To take the area of bribery and corruption as an example, the paper states that the NCA will either take action itself, or co-ordinate with other agencies (including the SFO) on the appropriate response. To that end, the Home Office proposes a new single reporting mechanism for reporting bribery and corruption, to be agreed between the relevant agencies.
The SFO, meanwhile, is referred to as remaining the lead agency for investigating large and complex cases of corporate bribery and corruption, and enforcing the Bribery Act 2010 (2010 Act) in respect of overseas corruption by British businesses.

New tools

Significantly, the paper also proposes that the Home Office, together with the Ministry of Justice and the Department for Business, Innovation & Skills, should consider the case for incentivising whistleblowing through the provision of financial rewards to those reporting cases of fraud, bribery and corruption to the authorities.
Such incentives might mirror those available under the Wall Street Reform and Consumer Protection Act (generally known as Dodd-Frank) in the US, where whistleblowers can receive between 10% and 30% of monetary sanctions imposed on a corporate as a result of information provided by them (see News brief "The Dodd-Frank Act: the UK perspective").
Such an incentive scheme may prove a game-changer in creating a more active culture of whistleblowing in the UK. This could serve to dramatically increase the flow of information to law enforcement bodies, such as the SFO. At the same time, the system will have to be designed carefully to ensure that false and malicious reports are filtered out so that responsible companies are not unnecessarily dragged into costly and time-consuming investigations.
In the meantime, the 2013 Act added a further tool to the SFO's armoury in the form of deferred prosecution agreements (DPAs) (see feature article "Deferred prosecution agreements: moving into the unknown").
Expected to come into force early in 2014, DPAs are deals voluntarily entered into between a corporate and a prosecutor where the corporate avoids prosecution subject to the fulfilment of various conditions, including, typically, paying a fine and implementing a compliance programme.

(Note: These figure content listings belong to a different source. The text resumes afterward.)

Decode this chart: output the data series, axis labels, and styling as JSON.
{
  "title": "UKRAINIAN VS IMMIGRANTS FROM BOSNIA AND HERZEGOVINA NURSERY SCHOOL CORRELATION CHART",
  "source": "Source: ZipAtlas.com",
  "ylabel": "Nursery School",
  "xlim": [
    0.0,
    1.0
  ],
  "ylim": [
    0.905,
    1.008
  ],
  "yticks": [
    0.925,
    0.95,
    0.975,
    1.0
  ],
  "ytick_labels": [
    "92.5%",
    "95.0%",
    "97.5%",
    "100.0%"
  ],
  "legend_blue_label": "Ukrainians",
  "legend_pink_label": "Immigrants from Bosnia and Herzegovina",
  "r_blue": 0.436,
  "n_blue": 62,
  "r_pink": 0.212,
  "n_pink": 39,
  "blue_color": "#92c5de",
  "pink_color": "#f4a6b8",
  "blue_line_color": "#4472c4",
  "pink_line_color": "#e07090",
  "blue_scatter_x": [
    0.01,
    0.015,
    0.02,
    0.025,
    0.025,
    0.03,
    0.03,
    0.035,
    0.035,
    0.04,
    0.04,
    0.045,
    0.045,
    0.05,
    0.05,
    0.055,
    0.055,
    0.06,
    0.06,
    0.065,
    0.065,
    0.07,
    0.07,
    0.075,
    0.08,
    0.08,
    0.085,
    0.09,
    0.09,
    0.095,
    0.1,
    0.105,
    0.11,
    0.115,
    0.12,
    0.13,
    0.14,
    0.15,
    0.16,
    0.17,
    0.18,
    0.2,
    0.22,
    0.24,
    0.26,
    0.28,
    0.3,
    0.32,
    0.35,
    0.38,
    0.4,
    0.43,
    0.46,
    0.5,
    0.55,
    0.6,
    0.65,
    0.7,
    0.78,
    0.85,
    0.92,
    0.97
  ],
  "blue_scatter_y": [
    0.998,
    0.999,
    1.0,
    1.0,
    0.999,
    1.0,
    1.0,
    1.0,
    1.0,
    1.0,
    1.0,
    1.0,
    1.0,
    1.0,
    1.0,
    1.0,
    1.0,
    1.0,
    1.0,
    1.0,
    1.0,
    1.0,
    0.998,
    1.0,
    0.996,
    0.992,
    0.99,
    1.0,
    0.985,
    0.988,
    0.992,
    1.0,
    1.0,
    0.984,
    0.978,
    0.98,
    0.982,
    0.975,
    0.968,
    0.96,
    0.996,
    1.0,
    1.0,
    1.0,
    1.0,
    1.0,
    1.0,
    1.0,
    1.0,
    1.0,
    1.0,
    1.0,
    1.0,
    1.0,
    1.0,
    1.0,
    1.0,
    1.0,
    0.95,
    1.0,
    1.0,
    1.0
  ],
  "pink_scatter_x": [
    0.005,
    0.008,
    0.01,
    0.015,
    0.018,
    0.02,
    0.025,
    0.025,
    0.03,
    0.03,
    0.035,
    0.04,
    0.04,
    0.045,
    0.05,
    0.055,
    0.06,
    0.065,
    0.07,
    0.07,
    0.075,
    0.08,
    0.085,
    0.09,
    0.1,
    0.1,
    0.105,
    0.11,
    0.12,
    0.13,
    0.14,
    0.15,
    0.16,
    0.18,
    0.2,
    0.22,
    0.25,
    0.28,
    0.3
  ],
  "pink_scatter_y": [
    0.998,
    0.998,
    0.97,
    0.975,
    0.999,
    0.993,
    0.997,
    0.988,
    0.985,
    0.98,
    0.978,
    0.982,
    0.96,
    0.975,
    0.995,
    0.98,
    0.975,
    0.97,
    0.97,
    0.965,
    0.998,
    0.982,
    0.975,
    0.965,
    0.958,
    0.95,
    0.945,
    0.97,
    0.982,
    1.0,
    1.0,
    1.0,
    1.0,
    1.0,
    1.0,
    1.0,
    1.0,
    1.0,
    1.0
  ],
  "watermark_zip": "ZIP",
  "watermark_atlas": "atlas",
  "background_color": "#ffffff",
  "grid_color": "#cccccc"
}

The underlying rationale is that DPAs will incentivise companies to self-report, as they will be able to predict with greater certainty what the eventual result of "coming clean" will be.

The SFO's future role

Despite the spate of setbacks suffered by the SFO in the past couple of years (the Tchenguiz brothers debacle and the widely reported loss of documents from its investigation into BAE Systems being two significant examples), the SFO remains a force to be reckoned with (www.practicallaw.com/7-539-0566; www.practicallaw.com/2-504-8661).
In August 2013, the SFO announced its first prosecution under the 2010 Act, and Mr Green has indicated that two other investigations are under way into companies suspected of breaching the 2010 Act.
If all goes to plan, the creation of the NCA, together with the introduction of DPAs and (if introduced) whisteblower incentives, should mean that the SFO is freed from less complex investigations (which will be allocated elsewhere) while being supplied with the intelligence, support and flexible tools needed to deal with the very sort of big ticket investigation that Mr Green would like it to tackle.
Michael Roberts is a partner, and Alex Hohl is an associate, in the Investigations, White Collar and Fraud practice at Hogan Lovells International LLP.

What is the NCA?

The National Crime Agency is both a police force in its own right as well as a co-ordinator of the UK's existing regional police forces. It will have a budget of £450 million, a staff of over 4,000 and will be headed up by Keith Bristow, formerly chief constable of Warwickshire Police. It replaces the Serious Organised Crime Agency (SOCA), although it will have more areas of responsibility and, crucially (and unlike SOCA), the power to command other police forces.